Harrell was so intent upon helping others that even in casual conversation he tried to share knowledge that he hoped would make their lives easier.
As one of the first members of the Elkin Boy Scout troop in 1920, which was started by his father, the lessons Harrell learned in Scouts were instrumental in his personal and professional success. Along with Fred Norman, Harrell received the first Good Scout Awards to ever be presented in the Laurel District in May of 2016. “Scouting has been a guiding force in my life, the scout oath and scout laws,” said Harrell during his acceptance speech.
“The Scouts appreciate everything Dr. Harrell has done through the years for Scouting. It’s people like him who make sure Scouting stays strong for the people of our community,” said Bob Watkins, district commissioner for the Laurel District of the Boy Scouts of America. “I thought the world of Dr. Harrell.”
Harrell was delighted in the community he lived and died in often recounting lessons on the history of Elkin and its residents as well as the state, or sharing stories of the many individuals who were fortunate to have spent time in his company. Having made it a point to ask questions of his listeners, Harrell was full of information on many subjects, his most favorite seeming to be people, particularly his family.
Harrell once said, “I am so proud of my four wonderful children and their spouses, my nine grandchildren and my 11 great-grandchildren,” but he was just as proud of his father and grandfather, who were instrumental in bringing Hugh Chatham Memorial Hospital and its high quality standards to Elkin. Harrell was fond of explaining the progression of the hospital, knowing important dates even when he didn’t know how to turn on the internet.

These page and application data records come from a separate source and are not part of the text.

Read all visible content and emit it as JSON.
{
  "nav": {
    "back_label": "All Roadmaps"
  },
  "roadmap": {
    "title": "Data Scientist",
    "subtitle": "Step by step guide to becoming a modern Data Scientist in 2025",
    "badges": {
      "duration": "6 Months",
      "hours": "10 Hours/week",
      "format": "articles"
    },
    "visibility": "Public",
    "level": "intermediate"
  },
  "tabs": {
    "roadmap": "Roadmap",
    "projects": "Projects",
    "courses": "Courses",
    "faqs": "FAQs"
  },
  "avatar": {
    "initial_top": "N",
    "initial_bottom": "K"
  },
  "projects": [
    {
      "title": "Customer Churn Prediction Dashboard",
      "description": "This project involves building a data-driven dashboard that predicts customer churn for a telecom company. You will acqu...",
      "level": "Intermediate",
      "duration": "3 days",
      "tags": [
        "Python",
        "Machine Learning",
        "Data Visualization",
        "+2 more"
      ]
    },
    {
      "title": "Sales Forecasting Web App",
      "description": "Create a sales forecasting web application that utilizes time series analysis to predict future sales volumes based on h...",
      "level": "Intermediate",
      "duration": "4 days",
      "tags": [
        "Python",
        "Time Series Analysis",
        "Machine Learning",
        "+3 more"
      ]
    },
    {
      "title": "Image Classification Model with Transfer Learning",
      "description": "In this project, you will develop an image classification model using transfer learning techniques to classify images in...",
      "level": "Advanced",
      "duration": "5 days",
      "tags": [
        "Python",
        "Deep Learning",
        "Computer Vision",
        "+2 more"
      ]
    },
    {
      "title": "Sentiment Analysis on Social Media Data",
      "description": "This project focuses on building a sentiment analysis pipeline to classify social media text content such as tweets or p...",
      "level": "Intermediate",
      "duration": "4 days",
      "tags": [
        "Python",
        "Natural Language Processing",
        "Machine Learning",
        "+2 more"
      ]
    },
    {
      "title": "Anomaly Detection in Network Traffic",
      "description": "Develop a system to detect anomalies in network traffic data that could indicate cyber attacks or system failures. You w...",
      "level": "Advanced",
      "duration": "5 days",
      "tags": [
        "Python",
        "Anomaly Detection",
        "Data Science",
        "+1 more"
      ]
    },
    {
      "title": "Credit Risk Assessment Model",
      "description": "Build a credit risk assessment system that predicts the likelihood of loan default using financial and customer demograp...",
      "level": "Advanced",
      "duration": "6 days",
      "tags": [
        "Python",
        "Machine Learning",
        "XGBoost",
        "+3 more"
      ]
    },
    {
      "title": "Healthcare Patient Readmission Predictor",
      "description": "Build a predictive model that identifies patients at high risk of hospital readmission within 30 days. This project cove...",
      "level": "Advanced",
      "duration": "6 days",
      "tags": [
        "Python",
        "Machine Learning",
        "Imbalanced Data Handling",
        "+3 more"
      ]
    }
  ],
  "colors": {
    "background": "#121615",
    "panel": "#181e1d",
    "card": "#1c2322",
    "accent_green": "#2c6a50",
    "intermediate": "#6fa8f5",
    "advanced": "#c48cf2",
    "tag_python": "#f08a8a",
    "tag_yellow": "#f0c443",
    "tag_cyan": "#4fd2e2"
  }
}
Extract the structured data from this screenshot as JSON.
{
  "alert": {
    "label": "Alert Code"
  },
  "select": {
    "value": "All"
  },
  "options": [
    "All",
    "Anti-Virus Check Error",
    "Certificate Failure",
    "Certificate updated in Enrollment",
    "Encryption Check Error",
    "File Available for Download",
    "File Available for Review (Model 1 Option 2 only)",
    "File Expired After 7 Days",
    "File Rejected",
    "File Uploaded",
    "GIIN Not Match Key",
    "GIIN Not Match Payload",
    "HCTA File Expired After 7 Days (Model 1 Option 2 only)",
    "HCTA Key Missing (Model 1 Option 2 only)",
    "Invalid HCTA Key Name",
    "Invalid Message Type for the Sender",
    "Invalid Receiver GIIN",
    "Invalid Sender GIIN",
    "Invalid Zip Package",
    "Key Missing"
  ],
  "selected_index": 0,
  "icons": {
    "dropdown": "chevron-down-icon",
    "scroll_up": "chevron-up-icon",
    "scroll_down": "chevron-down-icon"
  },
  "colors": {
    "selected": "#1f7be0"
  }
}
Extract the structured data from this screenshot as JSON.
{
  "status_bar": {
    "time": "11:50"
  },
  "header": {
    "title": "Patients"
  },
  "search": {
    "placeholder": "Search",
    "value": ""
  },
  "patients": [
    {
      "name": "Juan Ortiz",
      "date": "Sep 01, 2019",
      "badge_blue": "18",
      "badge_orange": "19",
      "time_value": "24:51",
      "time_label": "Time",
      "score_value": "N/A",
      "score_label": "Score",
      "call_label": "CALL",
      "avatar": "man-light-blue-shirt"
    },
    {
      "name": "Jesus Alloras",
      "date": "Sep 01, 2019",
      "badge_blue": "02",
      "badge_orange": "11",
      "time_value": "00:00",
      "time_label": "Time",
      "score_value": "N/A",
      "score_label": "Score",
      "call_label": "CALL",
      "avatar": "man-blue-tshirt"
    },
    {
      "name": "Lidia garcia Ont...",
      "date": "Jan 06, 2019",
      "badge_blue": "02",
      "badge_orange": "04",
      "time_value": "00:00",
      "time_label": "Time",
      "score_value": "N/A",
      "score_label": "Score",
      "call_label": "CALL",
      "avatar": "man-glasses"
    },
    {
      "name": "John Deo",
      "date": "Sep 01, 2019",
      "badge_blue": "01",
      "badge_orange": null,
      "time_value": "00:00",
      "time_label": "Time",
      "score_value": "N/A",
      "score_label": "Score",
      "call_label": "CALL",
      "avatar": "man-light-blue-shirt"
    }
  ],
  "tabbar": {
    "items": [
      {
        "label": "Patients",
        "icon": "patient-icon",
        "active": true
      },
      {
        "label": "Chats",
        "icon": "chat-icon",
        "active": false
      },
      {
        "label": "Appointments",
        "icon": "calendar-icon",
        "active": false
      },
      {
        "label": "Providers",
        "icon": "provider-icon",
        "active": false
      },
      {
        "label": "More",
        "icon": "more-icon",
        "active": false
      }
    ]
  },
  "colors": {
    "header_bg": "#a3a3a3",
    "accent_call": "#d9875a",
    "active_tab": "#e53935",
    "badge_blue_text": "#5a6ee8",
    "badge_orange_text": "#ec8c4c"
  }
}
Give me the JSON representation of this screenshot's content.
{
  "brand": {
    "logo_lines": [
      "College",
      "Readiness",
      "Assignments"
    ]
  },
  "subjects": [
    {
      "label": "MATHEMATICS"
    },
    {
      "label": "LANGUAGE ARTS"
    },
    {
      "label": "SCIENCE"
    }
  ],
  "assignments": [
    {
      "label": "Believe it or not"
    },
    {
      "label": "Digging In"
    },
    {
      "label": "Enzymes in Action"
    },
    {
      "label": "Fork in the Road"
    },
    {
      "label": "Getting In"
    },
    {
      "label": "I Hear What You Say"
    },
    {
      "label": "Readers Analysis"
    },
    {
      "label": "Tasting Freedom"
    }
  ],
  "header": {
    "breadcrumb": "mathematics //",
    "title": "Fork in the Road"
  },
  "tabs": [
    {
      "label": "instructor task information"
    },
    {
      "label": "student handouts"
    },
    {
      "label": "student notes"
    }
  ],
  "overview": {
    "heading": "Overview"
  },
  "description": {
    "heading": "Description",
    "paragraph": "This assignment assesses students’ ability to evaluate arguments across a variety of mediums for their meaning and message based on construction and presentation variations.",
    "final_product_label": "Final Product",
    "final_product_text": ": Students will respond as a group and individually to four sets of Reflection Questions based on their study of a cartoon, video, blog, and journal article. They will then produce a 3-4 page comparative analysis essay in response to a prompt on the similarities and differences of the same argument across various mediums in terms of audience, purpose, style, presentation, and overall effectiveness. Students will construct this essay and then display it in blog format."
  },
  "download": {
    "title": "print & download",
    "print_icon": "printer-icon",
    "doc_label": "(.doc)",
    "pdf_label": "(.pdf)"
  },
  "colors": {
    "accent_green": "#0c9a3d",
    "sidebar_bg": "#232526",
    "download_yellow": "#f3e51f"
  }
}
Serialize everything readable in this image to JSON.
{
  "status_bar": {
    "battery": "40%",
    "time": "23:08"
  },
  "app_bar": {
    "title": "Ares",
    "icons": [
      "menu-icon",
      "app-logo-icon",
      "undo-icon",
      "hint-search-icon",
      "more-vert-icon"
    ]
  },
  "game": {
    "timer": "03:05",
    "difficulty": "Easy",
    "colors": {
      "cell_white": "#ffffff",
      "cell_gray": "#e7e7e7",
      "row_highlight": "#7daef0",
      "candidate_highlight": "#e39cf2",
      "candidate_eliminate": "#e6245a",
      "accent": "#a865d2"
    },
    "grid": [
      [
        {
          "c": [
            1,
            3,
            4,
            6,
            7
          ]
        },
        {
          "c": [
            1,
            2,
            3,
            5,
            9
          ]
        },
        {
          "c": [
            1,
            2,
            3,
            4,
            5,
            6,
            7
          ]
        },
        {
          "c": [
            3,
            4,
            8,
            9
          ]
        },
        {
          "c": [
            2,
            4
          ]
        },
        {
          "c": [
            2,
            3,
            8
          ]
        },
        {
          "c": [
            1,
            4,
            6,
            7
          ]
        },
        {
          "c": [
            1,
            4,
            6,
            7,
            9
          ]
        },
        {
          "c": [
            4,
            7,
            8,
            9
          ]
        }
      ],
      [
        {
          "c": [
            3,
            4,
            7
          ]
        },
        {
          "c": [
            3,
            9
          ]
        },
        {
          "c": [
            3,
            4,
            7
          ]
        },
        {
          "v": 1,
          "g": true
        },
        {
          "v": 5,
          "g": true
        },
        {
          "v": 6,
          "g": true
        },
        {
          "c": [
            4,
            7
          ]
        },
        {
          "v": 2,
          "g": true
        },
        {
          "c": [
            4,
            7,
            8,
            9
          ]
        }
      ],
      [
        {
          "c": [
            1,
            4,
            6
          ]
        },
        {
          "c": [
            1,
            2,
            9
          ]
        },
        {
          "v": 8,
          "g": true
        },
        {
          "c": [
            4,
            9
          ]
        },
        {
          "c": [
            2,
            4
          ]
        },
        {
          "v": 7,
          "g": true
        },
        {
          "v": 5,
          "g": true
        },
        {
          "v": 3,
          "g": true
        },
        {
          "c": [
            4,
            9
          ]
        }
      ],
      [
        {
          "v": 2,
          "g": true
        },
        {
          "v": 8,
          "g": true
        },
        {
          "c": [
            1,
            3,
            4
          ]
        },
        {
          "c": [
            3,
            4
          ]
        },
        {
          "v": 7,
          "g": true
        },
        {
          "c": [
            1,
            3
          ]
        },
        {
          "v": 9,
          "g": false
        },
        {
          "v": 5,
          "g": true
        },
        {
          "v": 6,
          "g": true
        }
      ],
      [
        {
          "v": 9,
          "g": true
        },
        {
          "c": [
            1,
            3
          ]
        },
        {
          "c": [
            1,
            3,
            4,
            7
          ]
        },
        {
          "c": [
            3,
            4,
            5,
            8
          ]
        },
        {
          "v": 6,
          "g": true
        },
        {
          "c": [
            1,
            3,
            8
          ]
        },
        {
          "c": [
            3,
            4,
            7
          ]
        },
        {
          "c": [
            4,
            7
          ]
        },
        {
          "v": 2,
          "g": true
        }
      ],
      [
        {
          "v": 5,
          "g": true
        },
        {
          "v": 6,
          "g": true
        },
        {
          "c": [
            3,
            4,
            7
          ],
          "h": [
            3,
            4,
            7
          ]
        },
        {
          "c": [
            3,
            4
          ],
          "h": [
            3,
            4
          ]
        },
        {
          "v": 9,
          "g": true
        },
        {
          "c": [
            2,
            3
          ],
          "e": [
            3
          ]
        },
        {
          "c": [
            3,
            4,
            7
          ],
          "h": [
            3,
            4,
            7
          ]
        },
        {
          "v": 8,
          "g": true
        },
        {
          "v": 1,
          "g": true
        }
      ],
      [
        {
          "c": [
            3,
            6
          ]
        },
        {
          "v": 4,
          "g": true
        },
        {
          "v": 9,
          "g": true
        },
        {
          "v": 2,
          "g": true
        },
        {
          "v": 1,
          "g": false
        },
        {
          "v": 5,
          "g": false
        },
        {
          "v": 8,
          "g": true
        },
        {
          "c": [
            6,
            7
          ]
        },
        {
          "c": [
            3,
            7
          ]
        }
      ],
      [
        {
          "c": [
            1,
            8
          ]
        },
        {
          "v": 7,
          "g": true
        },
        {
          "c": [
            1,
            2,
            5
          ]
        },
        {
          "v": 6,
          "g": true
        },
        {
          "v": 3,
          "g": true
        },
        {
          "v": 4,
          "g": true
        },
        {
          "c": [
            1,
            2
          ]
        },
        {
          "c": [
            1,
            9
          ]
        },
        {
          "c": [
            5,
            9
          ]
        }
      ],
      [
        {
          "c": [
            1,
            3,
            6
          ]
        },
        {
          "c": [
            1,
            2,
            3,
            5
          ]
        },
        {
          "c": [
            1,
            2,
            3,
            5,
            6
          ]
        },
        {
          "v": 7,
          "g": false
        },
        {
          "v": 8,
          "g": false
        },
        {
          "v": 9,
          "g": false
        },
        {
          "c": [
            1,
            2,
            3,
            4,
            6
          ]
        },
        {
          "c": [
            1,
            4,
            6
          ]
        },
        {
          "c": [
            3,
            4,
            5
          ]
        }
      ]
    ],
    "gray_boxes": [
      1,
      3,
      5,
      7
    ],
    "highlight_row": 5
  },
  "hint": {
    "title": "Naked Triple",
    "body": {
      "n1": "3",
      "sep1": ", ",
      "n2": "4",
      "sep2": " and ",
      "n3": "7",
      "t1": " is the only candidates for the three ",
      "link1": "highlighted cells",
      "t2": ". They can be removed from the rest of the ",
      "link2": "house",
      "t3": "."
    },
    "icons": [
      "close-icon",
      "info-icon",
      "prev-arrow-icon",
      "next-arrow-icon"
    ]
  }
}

It is at the Hugh Chatham Memorial Hospital where a patient tower was named in honor of Harrell and his late wife. “Our hospital trustees and foundation board wanted to commemorate Dr. and Mrs. Harrell for their countless contributions to Hugh Chatham Memorial Hospital over the years,” said Paul Hammes, CEO of HCMH, at the time of the naming.
Upon Harrell’s death, Hammes stated, “Dr. Harrell brought a pioneering vision and spirit to our hospital and foundation, serving as foundation chairman for 18 years from its inception in 1997. Moreover, in every word and deed Dr. Harrell epitomized all that is good in healthcare and community, encouraging each of us to dream big and to serve others without reservation or judgment. His remarkable presence and legacy will positively impact our hospital and community for years to come.”
Harrell’s reach stretched beyond the town of Elkin. Harrell also served as president of the University of North Carolina General Alumni Association, where he also was able to influence change. On a recent visit, current President Douglas Dibbert revealed that Harrell was the reason Winter Graduation at UNC is more than a small gathering in a dining hall. “Jim came to one of our board meetings and he was hot. He wanted to know why on the eve of our bicentennial would we not want these students to have the climactic experience that the students had in May.” Students now have the benefit of the formality of graduation ceremonies whether they graduate in May or December.
It was during the dedication of the patient tower at HCMH that Harrell said, “I love the town of Elkin which has been my home for 94 years. I have enjoyed and appreciated all the projects and challenges that have been presented to me and do not regret a single one.”
Funeral arrangements for Harrell can be found inside Wednesday’s edition.